第26話 家光の将軍宣下
元和九年(一六二三年)七月。
京の都は、かつてない緊張と熱気に包まれていた。
三代将軍・徳川家光の将軍宣下のため、江戸から三十万の軍勢が入京し、二条城と伏見城を埋め尽くしていたのである。
伏見城の大手門。
新将軍・家光と大御所・秀忠を迎えるため、伏見100万石の新城主となった松平忠親が、威儀を正して平伏していた。
「上様、大御所様。……ご着到、お待ち申し上げておりました」
忠親の挨拶に対し、大御所・秀忠は「うむ、大義である」と声をかけた。
しかし、その輿の脇に従う父・松平秀親は、平伏する息子を一瞥すらせず、ただ冷ややかに鼻を鳴らしただけだった。
「……警護の配置が甘い。大手門の屋根に隙があるぞ、忠親」
再会の第一声は、労いではなく、鋭利な叱責であった。
***
七月二十七日。
伏見城にて、歴史的な将軍宣下の儀が執り行われた。
家光は、諸大名を広間に集め、煌びやかな束帯姿で上座に座った。
伊達政宗、毛利秀就、島津家久……。戦国の世を知る古参の猛者たちが、値踏みするような視線を若き将軍に向けている。
家光は、彼らの視線を正面から受け止め、宣言した。
「諸大名、よく聞け。……祖父・家康公は天下を草創し、父・秀忠公はこれを整えた。だが、余は違う」
家光は、刀の鯉口を切りそうなほどの覇気で言い放った。
「余は、生まれながらの将軍である」
広間がざわめいた。「かつての同僚扱いをするな」という強烈な宣言。
その瞬間、家光の傍らに控えていた忠親が、一歩踏み出した。
腰の刀に手をかけずとも、全身から噴き出すような「殺気」が、広間の空気を凍りつかせた。

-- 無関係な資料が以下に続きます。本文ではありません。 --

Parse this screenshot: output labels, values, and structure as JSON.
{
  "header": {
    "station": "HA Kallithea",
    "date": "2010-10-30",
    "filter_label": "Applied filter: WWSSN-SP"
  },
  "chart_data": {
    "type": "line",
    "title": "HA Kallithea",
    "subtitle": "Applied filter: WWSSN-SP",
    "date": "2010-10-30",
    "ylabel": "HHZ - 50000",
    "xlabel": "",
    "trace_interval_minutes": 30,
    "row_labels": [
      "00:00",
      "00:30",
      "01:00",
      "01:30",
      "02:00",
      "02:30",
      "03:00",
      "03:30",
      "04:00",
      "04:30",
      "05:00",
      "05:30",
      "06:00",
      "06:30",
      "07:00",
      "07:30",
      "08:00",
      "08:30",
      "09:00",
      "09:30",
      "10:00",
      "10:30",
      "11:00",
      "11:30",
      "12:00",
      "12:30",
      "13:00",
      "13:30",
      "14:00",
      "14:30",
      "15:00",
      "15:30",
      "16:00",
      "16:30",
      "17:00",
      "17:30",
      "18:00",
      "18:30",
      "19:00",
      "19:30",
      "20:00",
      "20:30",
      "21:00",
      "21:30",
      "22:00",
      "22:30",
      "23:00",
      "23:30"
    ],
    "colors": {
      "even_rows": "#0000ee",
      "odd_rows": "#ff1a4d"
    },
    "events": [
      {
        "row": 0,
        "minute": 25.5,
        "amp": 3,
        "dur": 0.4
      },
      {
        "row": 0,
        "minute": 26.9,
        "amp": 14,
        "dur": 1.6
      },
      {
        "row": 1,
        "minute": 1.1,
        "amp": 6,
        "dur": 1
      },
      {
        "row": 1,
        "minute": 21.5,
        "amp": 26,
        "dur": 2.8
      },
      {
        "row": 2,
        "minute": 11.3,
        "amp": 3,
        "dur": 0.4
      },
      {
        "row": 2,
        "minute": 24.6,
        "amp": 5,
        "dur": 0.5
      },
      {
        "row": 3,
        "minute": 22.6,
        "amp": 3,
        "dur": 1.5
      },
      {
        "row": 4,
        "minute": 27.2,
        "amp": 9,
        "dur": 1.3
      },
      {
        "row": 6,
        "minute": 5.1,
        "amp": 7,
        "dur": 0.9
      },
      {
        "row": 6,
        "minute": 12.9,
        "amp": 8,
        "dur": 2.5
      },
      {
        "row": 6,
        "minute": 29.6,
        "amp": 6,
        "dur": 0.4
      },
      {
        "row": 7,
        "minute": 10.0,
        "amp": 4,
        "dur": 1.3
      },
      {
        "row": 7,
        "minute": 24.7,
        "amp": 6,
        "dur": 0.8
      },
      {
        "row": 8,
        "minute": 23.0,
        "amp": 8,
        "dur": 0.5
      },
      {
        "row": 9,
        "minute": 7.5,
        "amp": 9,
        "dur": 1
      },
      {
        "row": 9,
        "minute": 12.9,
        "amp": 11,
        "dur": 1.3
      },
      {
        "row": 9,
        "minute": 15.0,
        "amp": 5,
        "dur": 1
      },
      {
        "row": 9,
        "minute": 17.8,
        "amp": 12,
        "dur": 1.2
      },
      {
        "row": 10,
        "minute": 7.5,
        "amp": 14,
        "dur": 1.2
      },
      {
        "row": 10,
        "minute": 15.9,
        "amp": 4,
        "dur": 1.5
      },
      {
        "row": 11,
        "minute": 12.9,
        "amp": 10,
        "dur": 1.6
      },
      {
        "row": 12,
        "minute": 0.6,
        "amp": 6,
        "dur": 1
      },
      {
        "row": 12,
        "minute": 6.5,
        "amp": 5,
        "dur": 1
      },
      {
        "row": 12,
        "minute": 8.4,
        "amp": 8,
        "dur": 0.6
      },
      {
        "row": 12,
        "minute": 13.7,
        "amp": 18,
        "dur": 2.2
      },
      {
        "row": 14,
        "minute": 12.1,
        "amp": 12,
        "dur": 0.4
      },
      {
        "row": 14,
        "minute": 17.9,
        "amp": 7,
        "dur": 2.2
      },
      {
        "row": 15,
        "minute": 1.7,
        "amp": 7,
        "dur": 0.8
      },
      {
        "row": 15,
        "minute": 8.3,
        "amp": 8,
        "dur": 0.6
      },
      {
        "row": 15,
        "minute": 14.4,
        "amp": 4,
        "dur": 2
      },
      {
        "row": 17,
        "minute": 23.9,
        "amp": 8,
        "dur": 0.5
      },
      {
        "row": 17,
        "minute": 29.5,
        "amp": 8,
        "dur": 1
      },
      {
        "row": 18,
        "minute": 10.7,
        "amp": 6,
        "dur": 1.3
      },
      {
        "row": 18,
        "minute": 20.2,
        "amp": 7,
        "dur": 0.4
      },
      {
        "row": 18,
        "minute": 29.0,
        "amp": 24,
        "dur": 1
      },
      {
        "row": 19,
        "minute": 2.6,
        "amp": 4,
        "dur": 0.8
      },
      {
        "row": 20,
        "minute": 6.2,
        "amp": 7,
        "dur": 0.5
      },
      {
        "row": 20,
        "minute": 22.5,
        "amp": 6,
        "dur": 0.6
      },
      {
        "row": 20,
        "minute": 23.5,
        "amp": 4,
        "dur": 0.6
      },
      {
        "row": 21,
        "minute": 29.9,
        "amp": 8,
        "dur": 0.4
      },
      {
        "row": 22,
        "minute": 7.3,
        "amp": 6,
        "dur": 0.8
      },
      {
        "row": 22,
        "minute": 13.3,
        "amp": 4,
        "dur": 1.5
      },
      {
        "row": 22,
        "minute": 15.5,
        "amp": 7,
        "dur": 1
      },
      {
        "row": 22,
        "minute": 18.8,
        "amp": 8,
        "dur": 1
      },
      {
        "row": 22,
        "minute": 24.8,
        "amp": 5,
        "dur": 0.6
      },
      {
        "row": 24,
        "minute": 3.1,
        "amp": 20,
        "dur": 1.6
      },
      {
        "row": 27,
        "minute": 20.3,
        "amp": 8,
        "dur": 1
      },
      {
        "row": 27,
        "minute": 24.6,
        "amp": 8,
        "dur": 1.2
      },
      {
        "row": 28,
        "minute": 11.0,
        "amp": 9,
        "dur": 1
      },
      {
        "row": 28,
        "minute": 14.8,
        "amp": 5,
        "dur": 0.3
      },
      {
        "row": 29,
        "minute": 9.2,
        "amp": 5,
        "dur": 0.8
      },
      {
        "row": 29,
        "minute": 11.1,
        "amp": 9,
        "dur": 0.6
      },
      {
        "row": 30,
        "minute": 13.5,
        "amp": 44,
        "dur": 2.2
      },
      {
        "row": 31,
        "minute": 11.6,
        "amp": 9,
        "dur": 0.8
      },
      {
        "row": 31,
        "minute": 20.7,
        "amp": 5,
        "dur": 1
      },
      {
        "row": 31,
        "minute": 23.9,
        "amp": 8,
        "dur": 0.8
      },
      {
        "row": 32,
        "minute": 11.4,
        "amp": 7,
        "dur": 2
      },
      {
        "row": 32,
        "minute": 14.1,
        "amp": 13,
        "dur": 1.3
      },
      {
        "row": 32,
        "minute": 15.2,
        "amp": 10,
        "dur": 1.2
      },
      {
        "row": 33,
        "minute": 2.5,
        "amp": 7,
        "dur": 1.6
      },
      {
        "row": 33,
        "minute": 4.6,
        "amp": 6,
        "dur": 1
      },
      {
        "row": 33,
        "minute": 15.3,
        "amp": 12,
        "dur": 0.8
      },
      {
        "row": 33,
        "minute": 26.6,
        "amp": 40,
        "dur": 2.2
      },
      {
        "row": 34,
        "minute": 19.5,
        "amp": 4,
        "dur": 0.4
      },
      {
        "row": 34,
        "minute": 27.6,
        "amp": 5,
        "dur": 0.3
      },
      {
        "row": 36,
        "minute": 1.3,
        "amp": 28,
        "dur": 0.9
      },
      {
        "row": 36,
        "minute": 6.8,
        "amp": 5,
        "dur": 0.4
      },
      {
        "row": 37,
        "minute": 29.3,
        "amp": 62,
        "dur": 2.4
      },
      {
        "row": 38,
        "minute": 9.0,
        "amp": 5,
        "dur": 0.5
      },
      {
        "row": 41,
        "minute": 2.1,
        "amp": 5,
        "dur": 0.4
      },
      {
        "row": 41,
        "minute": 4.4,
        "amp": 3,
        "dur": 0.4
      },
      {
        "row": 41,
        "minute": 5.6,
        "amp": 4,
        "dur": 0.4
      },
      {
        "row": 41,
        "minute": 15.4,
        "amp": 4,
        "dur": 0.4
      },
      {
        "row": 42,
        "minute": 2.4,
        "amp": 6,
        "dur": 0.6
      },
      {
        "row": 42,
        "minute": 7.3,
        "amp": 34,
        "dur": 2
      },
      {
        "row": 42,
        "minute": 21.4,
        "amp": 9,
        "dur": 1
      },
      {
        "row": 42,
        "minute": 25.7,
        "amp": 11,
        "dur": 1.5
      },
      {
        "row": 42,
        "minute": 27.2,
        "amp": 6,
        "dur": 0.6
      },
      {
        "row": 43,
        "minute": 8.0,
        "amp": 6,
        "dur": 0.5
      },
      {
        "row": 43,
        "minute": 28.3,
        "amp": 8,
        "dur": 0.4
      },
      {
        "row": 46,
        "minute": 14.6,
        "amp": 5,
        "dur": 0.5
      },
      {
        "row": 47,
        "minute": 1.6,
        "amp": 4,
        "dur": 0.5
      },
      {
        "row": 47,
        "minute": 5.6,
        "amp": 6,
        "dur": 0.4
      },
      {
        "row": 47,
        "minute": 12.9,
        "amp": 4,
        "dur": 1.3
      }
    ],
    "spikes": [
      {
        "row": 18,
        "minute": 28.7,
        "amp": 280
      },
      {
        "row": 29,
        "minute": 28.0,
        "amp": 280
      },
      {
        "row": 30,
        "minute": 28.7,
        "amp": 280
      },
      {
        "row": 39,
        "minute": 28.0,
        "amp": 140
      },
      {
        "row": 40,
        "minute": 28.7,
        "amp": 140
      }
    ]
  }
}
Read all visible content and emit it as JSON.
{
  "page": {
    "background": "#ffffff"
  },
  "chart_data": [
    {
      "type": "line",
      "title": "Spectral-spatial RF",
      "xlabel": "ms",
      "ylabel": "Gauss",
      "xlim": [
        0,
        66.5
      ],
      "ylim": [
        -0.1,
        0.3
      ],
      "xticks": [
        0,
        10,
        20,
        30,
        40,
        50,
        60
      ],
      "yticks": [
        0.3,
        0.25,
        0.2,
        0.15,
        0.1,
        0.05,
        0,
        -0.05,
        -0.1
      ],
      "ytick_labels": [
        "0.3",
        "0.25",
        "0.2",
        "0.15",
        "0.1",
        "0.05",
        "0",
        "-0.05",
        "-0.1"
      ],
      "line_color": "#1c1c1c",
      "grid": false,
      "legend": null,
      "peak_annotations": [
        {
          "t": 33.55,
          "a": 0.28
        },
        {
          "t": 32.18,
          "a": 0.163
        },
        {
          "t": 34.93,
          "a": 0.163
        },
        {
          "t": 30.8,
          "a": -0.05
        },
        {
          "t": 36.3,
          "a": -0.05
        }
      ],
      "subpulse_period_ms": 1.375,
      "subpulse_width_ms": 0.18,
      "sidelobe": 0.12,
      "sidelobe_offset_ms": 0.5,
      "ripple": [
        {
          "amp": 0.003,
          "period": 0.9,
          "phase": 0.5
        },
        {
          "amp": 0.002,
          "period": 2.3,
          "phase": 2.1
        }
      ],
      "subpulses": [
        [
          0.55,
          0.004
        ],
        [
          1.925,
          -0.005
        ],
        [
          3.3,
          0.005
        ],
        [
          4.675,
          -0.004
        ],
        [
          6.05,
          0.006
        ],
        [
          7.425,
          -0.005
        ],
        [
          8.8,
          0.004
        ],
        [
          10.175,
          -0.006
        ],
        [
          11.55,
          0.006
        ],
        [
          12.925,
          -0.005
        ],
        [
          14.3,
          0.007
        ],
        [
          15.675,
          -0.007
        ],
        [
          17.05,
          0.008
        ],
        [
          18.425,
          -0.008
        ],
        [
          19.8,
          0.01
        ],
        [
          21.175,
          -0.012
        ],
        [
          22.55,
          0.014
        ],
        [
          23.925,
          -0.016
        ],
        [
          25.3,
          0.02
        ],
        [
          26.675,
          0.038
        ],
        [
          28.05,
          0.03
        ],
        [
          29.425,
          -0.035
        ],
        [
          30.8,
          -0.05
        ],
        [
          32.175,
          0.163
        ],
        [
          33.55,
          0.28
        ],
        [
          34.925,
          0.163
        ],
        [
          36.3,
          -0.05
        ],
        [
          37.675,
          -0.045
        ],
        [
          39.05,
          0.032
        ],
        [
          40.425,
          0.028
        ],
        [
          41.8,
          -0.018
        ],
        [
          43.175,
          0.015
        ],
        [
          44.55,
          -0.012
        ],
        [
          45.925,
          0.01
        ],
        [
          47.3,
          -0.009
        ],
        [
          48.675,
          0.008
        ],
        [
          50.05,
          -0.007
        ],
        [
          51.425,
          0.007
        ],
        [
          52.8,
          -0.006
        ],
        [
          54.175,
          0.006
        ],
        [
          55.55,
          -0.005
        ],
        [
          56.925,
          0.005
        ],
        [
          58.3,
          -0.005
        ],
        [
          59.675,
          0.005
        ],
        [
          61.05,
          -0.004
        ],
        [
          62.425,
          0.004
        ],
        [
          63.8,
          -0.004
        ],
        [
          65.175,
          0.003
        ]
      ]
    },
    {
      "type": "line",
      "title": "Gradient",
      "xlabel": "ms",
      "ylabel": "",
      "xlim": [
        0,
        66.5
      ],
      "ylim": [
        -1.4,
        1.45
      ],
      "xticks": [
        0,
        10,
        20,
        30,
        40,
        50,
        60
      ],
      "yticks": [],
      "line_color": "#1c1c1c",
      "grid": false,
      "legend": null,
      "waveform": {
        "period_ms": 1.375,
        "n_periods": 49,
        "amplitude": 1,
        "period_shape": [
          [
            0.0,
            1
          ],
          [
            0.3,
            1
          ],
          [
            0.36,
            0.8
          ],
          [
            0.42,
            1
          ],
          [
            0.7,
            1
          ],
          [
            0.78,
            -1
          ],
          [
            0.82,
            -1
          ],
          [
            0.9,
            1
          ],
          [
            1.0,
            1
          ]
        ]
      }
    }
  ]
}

(家光様に異を唱える者は、この伏見の牙が喰いちぎる)
その気迫に圧され、伊達政宗でさえも深々と頭を下げた。
「……ははっ。恐れ入りましてございます」
***
儀式の後。
忠親は、役目を終えた高揚感を胸に、父・秀親の元へ報告に向かった。
しかし、秀親は忠親の顔を見るなり、冷たく言い放った。
「……何だ、その顔は」
「父上。……無事、伊達や島津を黙らせてご覧に入れました。家光様の威光、天下に示せたかと」
「愚か者め」
秀親の声が、氷のように突き刺さった。
「貴様が放ったのは、ただの殺気だ。犬が吠えたに過ぎん。……真の『影』ならば、殺気すら悟らせず、敵が気づいた時には既に喉元を掻き切っているものだ」
秀親は、忠親に一歩詰め寄った。
「伊達政宗は古狸だ。貴様の殺気を見て『若造が粋がっている』と腹の中で笑っていたぞ。……恐怖で縛るのは下策。貴様が目指すべきは、存在そのものが『逃れられぬ掟』となることだ」
忠親は、冷や水を浴びせられたように表情を硬くし、膝をついた。
「……申し訳ございません。慢心しておりました」
「家光様が『光』なら、お前は底無しの『闇』になれ。……今日の如き未熟な振る舞い、二度と見せるな」
秀親はそれだけ言い捨てて、背を向けた。
***
その後、秀忠との密談の席。
秀忠は苦笑しながら、秀親に茶を勧めた。
「秀親。……ちと厳しすぎるのではないか? 忠親はよくやったと思うが」
「いいえ、兄上。……あやつは、まだ脆い」
秀親は、茶碗を見つめながら独りごちた。
「家光様を守るには、半端な強さでは足りませぬ。……私が鬼となり、あやつを本当の修羅にするまでは、決して褒めはしませぬ」
秀忠は、秀親の瞳の奥にある、親としての凄絶な覚悟を見て取り、静かに頷いた。
江戸へ戻る道中。
忠親は、父の背中を睨みつけながら、その拳を強く握りしめていた。
(父上……。いつか必ず、貴方を超えてみせる。貴方が認める『完璧な影』になってみせる)
その反骨心こそが、秀親が息子に与えたかった「教育」であった。